Tanpa mereka sadari sepasang mata tajam melihat interaksi mereka dingin dengan tangan mengepal.

Dia Leanne yang masih belum masuk ke dalam kamarnya.

*****

Memandang tajam ke arah luar jendela, membuat hati Leanne hampa. Begitu banyak yang ia pikirkan berkecamuk di kepalanya.

Sebuah notifikasi membuat handphone Leanne yang berada di atas meja menyala. Ia mengambil dan membaca sebuah pesan masuk.

Dari: 08XX XXX XXX

Kita perlu bicara dan bertemu di Cafe X

Besok jam makan siang.

Damian.

Seulas senyum sinis terbit di bibir Leanne. Leanne tidak berniat untuk membalas pesan itu. Ia mengetik sebuah pesan dan mengirimkannya pada seseorang.

*****

Esok harinya.....

Sebuah lonceng ketika Leanne masuk ke dalam Cafe tempatnya bertemu Damian. Tatapan mereka bertemu dan Leanne menghampirinya.

"Menunggumu lama?" Tanya Leanne seraya duduk di hadapan Damian.

"Tidak.

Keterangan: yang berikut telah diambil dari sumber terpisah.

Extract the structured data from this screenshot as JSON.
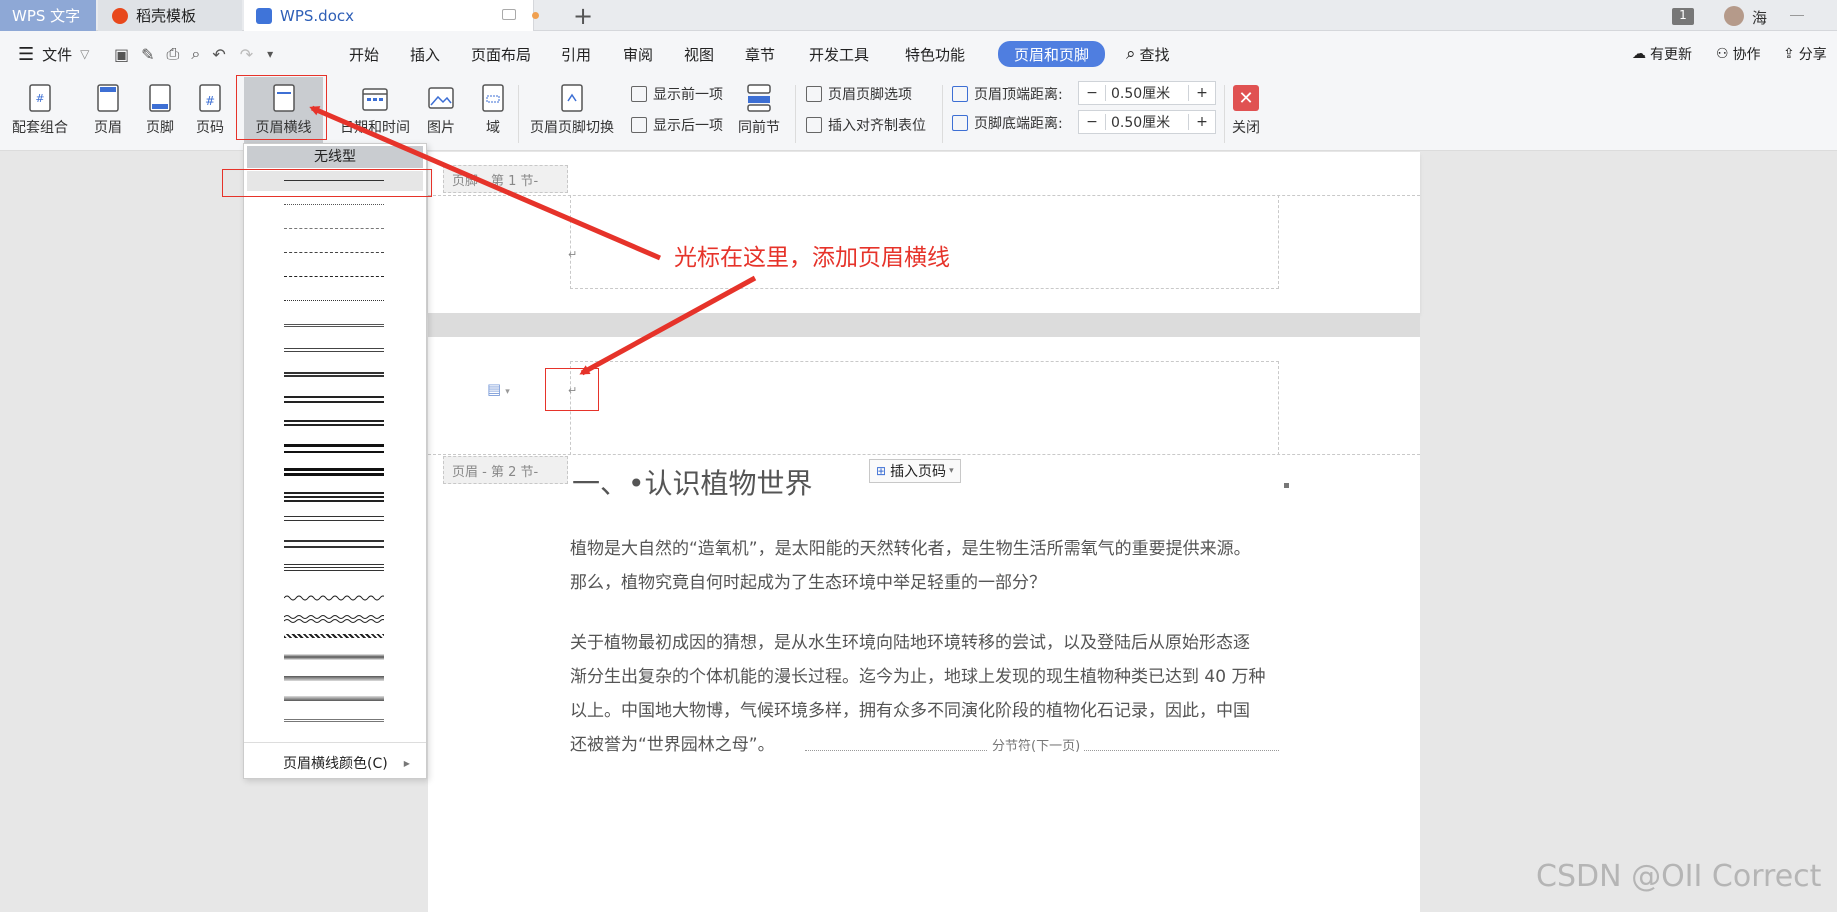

Lagi pula saya baru saja datang." Jawab Damian yang melihat penampilan Leanne sama seperti kemarin memakai kemeja kebesaran dan skinny jeans. Beda dari wanita yang lainnya selalu pakai dress juga sepatu Hills tidak dengan Leanne yang memakai sepatu convers.

"To The Point saja, saya tidak menerima perjodohan ini. Namun demi Mama saya dengan terpaksa harus menerimanya, dan saya juga memiliki seorang kekasih." Jeda Damian yang melihat respon Leanne yang datar-datar saja.

"Dan perlu saya ingatkan, pernikahan ini hanya sebentar, dalam satu tahun saya harap kita bercerai dengan baik-baik, dan selama kita menikah tidak mencampuri urusan pribadi masing-masing.

Namun di hadapan para orangtua. Saya harap kamu bisa bekerja sama dengan saya untuk terlihat normal seperti pasangan suami istri lainnya itupun saat di depan mereka saja." Lanjutnya tegas.

"Tentu. Apa perlu kita membuat surat perjanjian?" Tanya Leanne yang masih menatap Damian datar.

"Ya, akan saya buat setelah kita menikah." Balas Damian.

Damian menatap Leanne, wanita di hadapannya sulit untuk ia tebak pikirannya.

"Karena tidak ada yang perlu di bicarakan lagi, saya permisi." Lanjut Damian berdiri seraya membenarkan jas kerjanya yang tidak terlihat kusut dan berlalu keluar Cafe, meninggalkan Leanne yang termenung dalam lamunannya sendiri.

*****

Sementara itu....

Damian yang sudah ada di dalam mobil yang masih berada di parkiran Cafe, belum juga menyalakan mesin mobilnya, termenung sesaat apa yang di lakukan olehnya sudah benar, tidak ingin memberi harapan lebih pada wanita itu dalam sebuah pernikahan yang akan mereka jalani.

Sebuah panggilan telpon dari handphone membuat ia mengerjapkan matanya dan mengangkat siapa yang tengah menelponnya.

"Halo Sarah?" Ucapnya pada Sarah yang berada di seberang sana.

"Bisakah kamu ke apartemen ku, Sayang?" Tanya Sarah dengan suara manjanya.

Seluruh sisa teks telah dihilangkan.